Thursday 24 September 2009

Hair

I have this fantasy where I pretend my hair is good again. When I was young, I had really nice hair. By young here, I mean anything under the age of 40. I'm not talking about that perfect childhood hair that our grandmother said we had, but the hair I had when I was 39.

It was lustrous without being hard to handle. I understood it. After years of struggle, I knew what to do to make it be good and I was happy with it. We lived together nicely. We had an agreement dammit. It would behave and I would do what it wanted. I understood it kinks its oddly placed waves.

The last couple of years, my hair has let down its end of the bargain. First it began to thin on top. I had to comb my hair differently than I had all the rest of my days. Lately, I have become allergic to every shampoo they now make, I am reduced to baby shampoo, my hair has become straw like. Distinctly fuzzy. If Fuzzy Wuzzy was a hair it would be mine.

I am reduced to using hot rollers in my hair before work each day. Me, who never needed to do a darn thing. You can hate me now, it's OK, it was part of my agreement with my hair. I didn't bug it. It didn't bug me. The style was unfussy and usually layered or tucked behind an ear. All in all, not demanding, more or less carefree. I never spent time on my hair.

These days, the fuzz defeats whatever good is left in my hair. If I don't use the hot rollers, the fuzz goes wild. By the time I get to town, it has flared up and out so the ends are above my ears. It is cartoon hair. My hair could span doorways. It does bouffant without any of the usual things you need to do to make hair bouffant. Even with hot rollers, by the time I get done with my work day, it has grown and pouffed out to a horrifying degree. I fear I may yet be driven to putting rollers in my hair at night. I may yet wear my rollers to church (which if you were a prairie girl from small farming community you would understand this perfectly. It is a sin of the highest order).

Last night I thought I was dreaming about webs, but I woke up with fuzzy dry hair all over my face and my eyes, and in my mouth.

This is ridiculous. I'm getting a good haircut today to see if I can rid myself of this pile of straw. If I can't rid myself of this pile of straw, If I am to be permanently allied with this pile of straw, I am determined to find a decent way to deal with it.

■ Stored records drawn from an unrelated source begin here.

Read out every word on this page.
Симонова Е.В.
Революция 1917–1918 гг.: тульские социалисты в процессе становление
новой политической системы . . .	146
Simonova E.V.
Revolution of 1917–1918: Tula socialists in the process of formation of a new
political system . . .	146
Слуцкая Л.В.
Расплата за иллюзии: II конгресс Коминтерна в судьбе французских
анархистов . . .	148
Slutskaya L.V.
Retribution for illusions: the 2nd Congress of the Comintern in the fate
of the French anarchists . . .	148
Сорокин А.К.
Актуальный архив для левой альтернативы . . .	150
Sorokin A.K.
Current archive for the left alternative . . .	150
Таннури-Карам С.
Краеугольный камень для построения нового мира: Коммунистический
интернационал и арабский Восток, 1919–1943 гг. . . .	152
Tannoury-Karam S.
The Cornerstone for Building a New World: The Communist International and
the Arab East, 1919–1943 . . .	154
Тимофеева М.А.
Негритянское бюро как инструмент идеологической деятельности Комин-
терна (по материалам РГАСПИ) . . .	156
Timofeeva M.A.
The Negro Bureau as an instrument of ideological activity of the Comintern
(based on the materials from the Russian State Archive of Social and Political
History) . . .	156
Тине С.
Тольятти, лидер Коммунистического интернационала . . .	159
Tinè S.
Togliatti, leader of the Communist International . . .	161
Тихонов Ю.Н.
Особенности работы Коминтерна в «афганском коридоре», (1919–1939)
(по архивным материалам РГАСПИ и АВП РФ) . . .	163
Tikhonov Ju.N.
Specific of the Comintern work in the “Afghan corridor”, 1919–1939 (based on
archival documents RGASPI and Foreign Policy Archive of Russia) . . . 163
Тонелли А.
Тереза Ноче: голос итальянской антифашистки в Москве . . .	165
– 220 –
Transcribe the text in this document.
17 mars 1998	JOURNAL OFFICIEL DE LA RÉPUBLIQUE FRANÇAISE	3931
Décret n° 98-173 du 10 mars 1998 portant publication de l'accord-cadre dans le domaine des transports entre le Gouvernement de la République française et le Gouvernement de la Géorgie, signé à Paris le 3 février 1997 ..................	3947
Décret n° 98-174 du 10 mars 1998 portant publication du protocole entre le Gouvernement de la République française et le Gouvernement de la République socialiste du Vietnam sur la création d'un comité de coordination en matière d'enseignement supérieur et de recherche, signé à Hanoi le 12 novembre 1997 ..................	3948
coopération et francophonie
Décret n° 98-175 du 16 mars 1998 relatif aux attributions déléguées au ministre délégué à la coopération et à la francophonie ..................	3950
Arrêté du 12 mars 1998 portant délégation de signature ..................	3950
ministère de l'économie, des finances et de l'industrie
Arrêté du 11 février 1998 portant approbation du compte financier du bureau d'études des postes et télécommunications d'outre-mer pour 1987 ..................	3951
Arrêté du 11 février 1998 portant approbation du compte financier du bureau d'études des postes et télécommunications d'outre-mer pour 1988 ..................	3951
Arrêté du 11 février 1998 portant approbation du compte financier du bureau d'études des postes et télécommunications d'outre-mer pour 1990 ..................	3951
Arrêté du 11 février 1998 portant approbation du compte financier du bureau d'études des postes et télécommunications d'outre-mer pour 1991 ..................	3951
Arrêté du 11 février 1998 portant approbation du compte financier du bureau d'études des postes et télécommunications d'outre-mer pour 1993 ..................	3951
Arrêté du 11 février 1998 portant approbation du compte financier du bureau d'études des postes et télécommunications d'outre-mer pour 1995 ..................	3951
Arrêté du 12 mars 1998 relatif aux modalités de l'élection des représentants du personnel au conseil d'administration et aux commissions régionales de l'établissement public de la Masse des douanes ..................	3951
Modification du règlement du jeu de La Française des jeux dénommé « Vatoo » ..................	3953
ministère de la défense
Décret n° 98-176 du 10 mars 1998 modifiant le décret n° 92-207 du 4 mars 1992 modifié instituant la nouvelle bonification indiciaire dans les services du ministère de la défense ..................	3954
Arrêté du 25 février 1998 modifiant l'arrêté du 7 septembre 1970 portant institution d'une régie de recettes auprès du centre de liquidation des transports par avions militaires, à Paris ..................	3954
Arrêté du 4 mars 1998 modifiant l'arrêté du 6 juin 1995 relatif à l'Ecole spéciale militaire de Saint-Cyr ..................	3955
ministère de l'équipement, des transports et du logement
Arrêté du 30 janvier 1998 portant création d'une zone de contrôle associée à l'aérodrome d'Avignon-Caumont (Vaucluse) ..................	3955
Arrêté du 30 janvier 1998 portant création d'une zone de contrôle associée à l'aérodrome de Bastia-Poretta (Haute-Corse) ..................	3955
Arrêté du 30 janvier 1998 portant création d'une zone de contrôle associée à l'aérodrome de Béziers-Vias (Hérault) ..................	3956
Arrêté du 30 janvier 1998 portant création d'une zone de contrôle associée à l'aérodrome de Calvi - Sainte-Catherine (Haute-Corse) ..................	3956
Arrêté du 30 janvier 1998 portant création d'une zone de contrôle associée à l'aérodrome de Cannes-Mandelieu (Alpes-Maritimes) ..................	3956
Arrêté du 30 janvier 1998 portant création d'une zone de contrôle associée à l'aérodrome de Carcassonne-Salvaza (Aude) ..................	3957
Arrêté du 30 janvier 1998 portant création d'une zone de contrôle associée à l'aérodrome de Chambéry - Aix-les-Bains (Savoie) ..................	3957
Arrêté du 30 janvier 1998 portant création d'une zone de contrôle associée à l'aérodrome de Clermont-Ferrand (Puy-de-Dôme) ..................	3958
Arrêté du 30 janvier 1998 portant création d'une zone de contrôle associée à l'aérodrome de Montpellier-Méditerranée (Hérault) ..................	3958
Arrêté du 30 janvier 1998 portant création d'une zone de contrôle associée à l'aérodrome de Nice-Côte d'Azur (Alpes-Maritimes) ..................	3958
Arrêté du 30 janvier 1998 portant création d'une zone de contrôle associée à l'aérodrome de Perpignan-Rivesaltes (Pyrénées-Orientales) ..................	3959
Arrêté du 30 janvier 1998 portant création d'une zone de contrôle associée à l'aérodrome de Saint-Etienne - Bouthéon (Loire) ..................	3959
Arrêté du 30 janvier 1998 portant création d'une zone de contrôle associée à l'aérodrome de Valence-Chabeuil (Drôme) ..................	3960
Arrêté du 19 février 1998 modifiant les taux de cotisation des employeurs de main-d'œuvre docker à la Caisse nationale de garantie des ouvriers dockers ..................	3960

So if you happen to be in a salon in town today, and a crazed looking woman with wild hair comes in and gets a little strange because she has to wait, consider giving up your chair. I cannot vouch for anybody's safety.

4 comments:

Sandra said...

I have a love-hate relationship with my hair. It's straight and fine, and always lies flat. I'd kill for some voluem and body. Right now it's too long, but not long enough to be LONG, so I'm off for a cut on the weekend.

Anonymous said...

We need a picture. We definitely need a picture. :) GD

Sigrun said...

I agree about the picture. I have lots of hair, but it is very fine so it gets heavy and flat. Maybe we could get together and trade a little bit. I went to the Namao Fibre event. I really, really want to try spinning. When I/we have time.

dmd said...

Try Aveda products, they have one I use for frizz, fly away hair - works well. Not particularly cheap but when you add up the pain of hot hollers well worth it, they also have straightning or curling creams that work well - all smell nice but not overpowering. They generally have small bottles with you could try to make sure you are not allergic to, I love their Rosemary mint shampoo and conditioner. All are environmentally friendly.